DEDHAM - Dedham is a picturesque village in Constable country just south of the county boundary with Suffolk. The painter attended Dedham Grammar School and walked daily from his home in East Bergholt across Dedham Vale, later the subject of many of his paintings. His sister married the miller and lived in the watermill at Dedham, which still stands. In the 14th-century Dedham, like many other towns in the region, became prosperous on the wool trade and the church of St.Mary, which was built in 1492, reflects the affluence of the time. The church is depicted on the two-sided sign which is positioned near to the watermill, at the entrance to the village car park.
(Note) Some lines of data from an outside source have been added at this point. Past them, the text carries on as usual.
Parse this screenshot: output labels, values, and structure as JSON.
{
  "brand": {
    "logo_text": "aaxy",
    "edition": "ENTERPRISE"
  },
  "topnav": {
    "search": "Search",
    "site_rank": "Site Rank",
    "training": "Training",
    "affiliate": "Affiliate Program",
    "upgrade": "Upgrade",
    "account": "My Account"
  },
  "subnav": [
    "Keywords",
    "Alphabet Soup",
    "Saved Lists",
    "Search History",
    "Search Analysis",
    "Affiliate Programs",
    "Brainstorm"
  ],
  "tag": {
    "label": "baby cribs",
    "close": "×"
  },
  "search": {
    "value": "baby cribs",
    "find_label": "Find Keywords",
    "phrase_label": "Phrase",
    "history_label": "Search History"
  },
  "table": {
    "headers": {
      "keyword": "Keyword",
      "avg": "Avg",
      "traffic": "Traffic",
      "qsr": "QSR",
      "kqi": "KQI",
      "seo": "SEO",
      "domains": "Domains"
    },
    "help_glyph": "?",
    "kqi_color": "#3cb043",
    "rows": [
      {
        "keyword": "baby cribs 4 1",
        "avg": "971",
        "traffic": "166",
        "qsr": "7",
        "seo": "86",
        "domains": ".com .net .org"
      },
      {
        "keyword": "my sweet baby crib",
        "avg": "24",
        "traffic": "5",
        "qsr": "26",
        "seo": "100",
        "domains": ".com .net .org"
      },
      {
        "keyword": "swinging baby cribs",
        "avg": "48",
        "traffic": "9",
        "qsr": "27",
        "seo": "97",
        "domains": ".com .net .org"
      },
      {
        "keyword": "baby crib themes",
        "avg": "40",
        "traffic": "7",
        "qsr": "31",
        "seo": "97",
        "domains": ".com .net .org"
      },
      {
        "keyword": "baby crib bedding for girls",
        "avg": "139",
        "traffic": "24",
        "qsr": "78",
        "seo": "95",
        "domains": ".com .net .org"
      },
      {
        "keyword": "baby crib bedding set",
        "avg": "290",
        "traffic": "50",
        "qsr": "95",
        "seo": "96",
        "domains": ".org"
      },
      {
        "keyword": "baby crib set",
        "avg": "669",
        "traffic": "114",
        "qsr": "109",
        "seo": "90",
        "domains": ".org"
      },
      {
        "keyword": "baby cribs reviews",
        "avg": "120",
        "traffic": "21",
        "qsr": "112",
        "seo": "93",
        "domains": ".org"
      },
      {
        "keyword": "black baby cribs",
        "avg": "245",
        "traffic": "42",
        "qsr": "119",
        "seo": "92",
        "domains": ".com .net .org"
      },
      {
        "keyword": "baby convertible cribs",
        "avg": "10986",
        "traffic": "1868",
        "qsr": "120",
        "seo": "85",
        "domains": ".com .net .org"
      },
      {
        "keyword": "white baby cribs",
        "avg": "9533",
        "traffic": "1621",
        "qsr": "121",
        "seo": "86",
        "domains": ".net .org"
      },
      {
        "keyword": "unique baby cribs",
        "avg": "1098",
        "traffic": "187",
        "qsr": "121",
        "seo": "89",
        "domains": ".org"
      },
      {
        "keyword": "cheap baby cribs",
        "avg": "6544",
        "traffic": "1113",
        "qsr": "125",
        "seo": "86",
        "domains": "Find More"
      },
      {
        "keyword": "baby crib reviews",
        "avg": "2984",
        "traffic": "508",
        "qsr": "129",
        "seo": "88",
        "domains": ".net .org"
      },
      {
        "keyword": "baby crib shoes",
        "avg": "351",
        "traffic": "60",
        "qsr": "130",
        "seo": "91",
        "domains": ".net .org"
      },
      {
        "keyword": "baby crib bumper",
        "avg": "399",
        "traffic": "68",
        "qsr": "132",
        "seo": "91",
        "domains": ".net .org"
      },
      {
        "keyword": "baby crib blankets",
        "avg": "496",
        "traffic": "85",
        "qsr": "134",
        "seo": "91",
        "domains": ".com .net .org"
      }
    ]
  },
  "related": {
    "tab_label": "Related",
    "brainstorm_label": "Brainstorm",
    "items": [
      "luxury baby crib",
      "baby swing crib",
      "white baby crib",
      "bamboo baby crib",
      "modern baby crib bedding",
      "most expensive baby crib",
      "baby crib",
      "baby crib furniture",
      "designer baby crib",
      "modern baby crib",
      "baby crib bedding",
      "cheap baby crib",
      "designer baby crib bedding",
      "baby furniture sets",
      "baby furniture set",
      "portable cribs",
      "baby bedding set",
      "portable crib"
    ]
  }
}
The painted carving shows a montage of village buildings and activities; in addition to the church can be seen the Congregational church and the market cross, with a latterday Constable at work. On the other side are some of the timber-framed houses which make the village such an attractive place to visit, with a cricket match in progress. The sign was erected in 2000 to commemorate the millennium.
FINGRINGHOE - Fingringhoe is a small village about four miles south of Colchester, near to marshland bordering the river Colne. Its location and the fact that its population is centred around three greens is recognised on the village sign, which is a painted carving in the shape of a tree, representing the greens, surrounded by water representing the Colne river. Within the outline of the tree is a montage of village features. In the foreground are the reed-fringed marshes and on the right some of the sheep which graze them. Behind the sheep is the bridge over the Roman River, which runs north of the village, flowing from west to east to join the Colne just south of Rowhedge. Depicted behind the bridge are the village school and a warehouse on the old quayside, which was once busy with sailing barges transporting sand, ballast and other merchandise. This maritime activity resulted in a drift of the population, away from the historical centre of the village around Church Green, to an area half a mile to the east where most of the houses are now located. At Church Green is St.Andrew’s church, built around 1100 and which incorporates carvings of local people on the roof timbers, which were done when the roof was replaced in the Middle Ages. The church is shown centrally on the sign and to its left is the nearby Whalebone Inn, which once had the jawbone of a whale on its wall. Whether the inn was named after the whalebone or it was acquired as an oversized pub-sign is not clear! The sign stands to the west of Church Green, opposite Forge Cottage, and was erected in 2000 to commemorate the millennium.